Couleurs humaines
Démons éthiopiens
En parallèle de la littérature exégétique des pères de l’Église figure un autre genre, celui des vies des saints, propice à la collusion entre le mal et l’Éthiopien. Dès la fin du Ier siècle dans l’épître de Barnabé, Satan – dont l’association avec les mondes souterrains et l’enfer est ancienne – est appelé « le Noir ». A l’exception de la tradition copte, ce dernier est rarement qualifié d’éthiopien directement ou décrit comme tel. En revanche, une foule de ses auxiliaires, dans les récits de martyres ou de vie de saints, ou encore dans les Actes de Pierre et d’André au IIe siècle, apparaît sous le trait d’Éthiopiens, le plus souvent de femmes ou de jeunes enfants, venus tenter les saints ou contrecarrer leurs efforts d’évangélisation. La culture gréco-romaine classique fourmillait de références associant le noir, et les Éthiopiens en particulier, à des signes de mauvais présages, mais dans les écrits chrétiens le diable ou ses servants s’incarnent en lui. Ainsi, outre les appels à l’hérésie qu’ils profèrent, les qualités de ces suppôts du diable sont emblématiques du dénigrement des populations africaines ; figurent notamment la luxure, la vanité, le désordre, la laideur ou encore la puanteur.
Entre association au péché et personnification du démon, la place des Éthiopiens dans l’Église devait donc être difficile à assumer. Impossible cependant d’en savoir davantage tant les sources manquent. Si les chrétientés africaines – nubiennes ou éthiopiennes – ont construit des récits positifs de saints noirs, ou sont entrées dans la polémique de l’association de l’Éthiopie au mal, les traces ne nous en sont pas parvenues. La situation périphérique de ces chrétientés au sein de l’Empire romain d’Orient puis byzantin et par la suite son isolement des autres chrétientés par la conquête musulmane conduisent à une perte de contact.
La plupart des clercs de l’occident médiéval Bède, Hincmar, Flodoard reprennent les associations des pères entre Éthiopie et péché et entre Éthiopiens et créatures diaboliques. A contrario, si le discours dépréciatif sur les Éthiopiens est bien attesté à Byzance il semble beaucoup moins prégnant ; les Éthiopiens apparaissant plus fréquemment comme une des nations du monde et non spécifiquement comme la nation du péché ; leur couleur étant d’ailleurs présente avant l’installation en Éthiopie, souvent considérée comme terre du mal en Occident.
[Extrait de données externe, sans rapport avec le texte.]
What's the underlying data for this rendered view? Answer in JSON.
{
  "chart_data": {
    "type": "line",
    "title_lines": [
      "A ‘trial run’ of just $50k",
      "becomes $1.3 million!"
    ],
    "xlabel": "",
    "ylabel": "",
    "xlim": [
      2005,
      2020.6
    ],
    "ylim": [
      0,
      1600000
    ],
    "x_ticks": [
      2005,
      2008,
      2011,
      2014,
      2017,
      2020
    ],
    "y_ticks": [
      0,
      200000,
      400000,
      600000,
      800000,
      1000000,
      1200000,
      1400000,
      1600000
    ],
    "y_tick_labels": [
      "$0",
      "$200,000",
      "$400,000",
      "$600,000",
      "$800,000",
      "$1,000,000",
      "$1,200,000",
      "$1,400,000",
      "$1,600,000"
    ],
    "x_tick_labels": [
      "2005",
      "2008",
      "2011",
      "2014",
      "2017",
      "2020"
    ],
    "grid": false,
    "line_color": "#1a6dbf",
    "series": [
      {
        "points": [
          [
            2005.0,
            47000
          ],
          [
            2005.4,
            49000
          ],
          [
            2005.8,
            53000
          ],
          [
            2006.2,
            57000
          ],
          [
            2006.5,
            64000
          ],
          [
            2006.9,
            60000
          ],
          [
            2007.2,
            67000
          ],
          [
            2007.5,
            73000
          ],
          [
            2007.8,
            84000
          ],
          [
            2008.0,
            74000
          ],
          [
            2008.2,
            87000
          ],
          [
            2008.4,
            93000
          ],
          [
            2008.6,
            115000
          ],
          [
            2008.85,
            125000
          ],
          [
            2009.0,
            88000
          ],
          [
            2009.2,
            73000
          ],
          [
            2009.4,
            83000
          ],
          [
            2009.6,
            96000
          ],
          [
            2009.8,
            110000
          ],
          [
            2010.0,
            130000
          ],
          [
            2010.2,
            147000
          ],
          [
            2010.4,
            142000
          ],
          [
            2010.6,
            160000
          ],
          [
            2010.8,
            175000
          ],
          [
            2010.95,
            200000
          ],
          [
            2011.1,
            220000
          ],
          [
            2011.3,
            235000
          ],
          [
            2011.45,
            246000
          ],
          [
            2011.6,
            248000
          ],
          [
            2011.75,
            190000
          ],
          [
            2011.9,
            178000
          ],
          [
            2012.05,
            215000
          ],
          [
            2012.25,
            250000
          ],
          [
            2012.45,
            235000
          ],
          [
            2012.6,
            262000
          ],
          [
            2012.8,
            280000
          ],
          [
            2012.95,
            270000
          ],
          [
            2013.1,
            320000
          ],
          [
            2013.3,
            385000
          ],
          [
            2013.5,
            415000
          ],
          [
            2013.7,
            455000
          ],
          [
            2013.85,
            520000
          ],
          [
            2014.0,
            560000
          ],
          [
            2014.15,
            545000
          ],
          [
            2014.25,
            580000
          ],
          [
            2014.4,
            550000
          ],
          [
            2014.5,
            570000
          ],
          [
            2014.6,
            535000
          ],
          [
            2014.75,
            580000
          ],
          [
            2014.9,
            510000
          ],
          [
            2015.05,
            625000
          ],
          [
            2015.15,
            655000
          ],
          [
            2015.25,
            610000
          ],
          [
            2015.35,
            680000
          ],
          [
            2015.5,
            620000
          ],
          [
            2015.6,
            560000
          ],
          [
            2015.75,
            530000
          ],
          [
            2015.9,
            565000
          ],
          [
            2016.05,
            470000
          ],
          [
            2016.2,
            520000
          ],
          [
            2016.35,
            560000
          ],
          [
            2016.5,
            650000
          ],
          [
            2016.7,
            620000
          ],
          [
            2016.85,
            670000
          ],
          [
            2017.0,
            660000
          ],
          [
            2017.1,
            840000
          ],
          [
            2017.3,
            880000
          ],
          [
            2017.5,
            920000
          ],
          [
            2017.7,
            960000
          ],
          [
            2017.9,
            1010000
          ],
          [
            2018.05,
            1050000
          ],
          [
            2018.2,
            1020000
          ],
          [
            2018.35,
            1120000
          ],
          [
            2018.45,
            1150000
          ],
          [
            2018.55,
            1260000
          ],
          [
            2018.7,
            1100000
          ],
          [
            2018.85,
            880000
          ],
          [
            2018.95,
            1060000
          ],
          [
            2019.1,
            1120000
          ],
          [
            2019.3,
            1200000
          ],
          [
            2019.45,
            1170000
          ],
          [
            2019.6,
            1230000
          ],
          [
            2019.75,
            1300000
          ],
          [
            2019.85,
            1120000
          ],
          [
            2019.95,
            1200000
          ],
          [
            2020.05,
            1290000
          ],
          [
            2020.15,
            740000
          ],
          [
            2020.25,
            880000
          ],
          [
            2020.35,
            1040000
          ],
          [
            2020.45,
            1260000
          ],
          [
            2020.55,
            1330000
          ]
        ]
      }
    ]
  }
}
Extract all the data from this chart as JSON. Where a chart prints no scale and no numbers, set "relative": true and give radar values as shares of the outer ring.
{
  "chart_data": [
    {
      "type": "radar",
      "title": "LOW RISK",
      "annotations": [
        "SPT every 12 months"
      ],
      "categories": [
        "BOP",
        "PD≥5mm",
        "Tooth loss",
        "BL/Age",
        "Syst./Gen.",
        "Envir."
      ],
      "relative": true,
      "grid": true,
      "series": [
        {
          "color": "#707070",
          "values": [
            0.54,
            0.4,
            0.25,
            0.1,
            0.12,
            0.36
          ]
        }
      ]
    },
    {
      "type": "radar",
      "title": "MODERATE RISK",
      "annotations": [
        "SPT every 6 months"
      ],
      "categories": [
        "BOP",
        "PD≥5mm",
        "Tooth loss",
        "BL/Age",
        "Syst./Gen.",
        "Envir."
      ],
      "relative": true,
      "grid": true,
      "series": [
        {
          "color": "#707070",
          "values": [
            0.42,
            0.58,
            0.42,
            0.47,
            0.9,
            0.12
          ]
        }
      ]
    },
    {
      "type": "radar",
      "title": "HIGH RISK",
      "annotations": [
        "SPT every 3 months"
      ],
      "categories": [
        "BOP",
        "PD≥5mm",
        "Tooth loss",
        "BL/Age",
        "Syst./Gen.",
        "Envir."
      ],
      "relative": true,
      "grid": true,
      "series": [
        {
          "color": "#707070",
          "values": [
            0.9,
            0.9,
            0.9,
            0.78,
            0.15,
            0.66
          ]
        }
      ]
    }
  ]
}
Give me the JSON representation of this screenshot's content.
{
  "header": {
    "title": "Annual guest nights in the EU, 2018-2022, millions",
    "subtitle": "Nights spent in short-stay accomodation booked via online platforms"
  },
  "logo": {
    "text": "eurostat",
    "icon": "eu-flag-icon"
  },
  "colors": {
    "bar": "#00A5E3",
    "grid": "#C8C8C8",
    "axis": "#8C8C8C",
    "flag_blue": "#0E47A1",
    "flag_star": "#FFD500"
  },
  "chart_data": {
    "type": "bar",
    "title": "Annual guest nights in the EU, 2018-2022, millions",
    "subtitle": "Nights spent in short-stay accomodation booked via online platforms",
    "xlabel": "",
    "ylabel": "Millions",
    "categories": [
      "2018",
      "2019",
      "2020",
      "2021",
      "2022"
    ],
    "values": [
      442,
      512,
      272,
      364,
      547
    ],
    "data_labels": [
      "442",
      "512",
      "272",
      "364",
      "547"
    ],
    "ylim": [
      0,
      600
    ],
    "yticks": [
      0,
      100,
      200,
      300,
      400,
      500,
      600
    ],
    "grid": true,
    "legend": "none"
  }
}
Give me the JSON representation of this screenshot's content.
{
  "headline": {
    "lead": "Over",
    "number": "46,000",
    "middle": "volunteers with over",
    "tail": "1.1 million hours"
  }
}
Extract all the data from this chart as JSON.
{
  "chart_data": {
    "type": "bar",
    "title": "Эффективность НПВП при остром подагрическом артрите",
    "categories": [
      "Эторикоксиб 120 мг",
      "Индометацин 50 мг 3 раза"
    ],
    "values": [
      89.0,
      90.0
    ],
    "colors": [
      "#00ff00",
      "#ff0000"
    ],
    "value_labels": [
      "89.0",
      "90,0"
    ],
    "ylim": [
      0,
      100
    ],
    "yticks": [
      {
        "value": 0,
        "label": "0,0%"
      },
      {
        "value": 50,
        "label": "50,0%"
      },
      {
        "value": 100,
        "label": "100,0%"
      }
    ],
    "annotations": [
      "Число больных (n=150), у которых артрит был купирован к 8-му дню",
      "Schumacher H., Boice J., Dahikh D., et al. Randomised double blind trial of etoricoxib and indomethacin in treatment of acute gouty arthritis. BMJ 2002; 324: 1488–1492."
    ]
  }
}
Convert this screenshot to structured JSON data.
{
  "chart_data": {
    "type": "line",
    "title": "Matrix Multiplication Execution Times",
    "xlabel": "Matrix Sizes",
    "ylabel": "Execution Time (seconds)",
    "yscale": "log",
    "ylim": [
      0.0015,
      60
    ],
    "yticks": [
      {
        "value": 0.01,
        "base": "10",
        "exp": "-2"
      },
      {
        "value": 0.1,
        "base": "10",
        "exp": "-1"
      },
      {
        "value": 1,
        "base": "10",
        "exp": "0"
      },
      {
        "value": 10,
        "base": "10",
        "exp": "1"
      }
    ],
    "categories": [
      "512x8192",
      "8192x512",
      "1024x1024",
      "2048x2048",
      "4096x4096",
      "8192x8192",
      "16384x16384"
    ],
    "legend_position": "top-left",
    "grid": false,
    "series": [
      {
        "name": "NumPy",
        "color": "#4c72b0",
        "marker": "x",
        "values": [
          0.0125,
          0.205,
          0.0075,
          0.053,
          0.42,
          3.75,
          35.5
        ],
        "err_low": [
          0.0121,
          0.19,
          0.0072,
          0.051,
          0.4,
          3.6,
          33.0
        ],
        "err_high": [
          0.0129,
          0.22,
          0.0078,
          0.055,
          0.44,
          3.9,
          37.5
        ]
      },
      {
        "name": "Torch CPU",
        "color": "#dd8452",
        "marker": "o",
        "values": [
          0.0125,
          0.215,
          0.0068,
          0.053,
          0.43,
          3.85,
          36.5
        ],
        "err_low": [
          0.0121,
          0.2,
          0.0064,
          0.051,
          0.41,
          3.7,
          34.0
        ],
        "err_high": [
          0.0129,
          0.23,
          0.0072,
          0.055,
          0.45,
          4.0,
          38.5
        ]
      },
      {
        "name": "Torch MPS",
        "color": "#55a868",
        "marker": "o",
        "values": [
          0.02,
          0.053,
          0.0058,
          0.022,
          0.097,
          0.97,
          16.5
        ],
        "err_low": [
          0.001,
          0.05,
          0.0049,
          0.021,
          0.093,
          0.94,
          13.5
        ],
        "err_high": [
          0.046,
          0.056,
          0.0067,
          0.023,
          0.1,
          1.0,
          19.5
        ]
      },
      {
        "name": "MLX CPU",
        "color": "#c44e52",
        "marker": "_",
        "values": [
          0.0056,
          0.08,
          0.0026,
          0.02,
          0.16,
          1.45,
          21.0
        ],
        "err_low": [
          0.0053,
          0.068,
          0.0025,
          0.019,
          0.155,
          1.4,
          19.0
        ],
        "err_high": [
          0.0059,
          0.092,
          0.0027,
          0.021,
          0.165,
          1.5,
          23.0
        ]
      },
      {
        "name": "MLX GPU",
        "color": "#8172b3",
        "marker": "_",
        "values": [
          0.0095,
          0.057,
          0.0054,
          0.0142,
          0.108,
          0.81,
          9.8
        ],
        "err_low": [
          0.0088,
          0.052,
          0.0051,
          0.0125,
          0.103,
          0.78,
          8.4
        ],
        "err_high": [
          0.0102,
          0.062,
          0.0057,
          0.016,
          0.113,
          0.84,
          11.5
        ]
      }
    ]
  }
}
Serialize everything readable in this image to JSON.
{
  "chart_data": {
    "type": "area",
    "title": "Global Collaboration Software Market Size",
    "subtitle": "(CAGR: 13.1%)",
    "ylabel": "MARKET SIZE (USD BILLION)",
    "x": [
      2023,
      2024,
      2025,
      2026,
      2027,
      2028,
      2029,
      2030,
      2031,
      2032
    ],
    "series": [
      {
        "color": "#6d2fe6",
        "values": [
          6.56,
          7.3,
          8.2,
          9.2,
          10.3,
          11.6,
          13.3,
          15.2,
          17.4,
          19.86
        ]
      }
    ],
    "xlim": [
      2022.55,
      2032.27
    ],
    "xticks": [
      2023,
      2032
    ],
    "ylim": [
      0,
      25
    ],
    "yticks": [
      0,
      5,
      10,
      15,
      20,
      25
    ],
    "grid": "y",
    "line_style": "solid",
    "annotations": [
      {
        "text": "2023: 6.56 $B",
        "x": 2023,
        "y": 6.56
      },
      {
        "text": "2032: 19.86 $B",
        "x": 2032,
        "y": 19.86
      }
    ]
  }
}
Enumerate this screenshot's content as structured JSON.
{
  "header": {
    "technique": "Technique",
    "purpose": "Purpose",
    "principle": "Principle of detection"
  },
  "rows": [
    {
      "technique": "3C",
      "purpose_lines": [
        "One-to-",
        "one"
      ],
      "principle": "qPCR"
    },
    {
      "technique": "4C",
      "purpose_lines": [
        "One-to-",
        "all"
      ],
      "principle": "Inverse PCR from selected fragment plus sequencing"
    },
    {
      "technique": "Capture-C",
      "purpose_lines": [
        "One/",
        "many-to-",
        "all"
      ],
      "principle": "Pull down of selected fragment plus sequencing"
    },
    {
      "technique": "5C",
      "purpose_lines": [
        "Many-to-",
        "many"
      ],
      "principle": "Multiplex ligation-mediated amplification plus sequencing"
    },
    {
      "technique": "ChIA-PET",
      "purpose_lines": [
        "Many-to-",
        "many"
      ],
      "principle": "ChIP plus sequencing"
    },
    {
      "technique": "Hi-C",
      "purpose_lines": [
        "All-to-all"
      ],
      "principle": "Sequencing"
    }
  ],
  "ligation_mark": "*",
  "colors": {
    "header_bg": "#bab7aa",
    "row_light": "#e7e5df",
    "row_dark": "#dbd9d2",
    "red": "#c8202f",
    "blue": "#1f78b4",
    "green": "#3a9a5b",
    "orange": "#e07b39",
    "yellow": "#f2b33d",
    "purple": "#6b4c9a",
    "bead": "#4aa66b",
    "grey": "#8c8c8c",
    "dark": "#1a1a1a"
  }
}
Le Moyen Âge a également laissé de nombreux témoignages iconographiques permettant d’illustrer ces thématiques de la couleur. Les représentations iconographiques du haut Moyen Âge et du Moyen Âge central ajoutent aux sources scripturaires une riche iconographie représentant Satan ou des démons noirs grimaçant systématiquement à la peau noire ou très sombre, des Éthiopiens menaçants en particulier des figures de bourreaux, des tourmenteurs de Jésus lors de la passion, même si sur ce thème, la couleur ne rejoint pas systématiquement les traits souvent associés à l’Éthiopien. La foule noire hostile à Jésus ce sont les Juifs accusés de déicide. Le choix de la couleur noire est cependant parlant et signale à la fois la permanence et l’ambivalence de la couleur noire comme association au mal.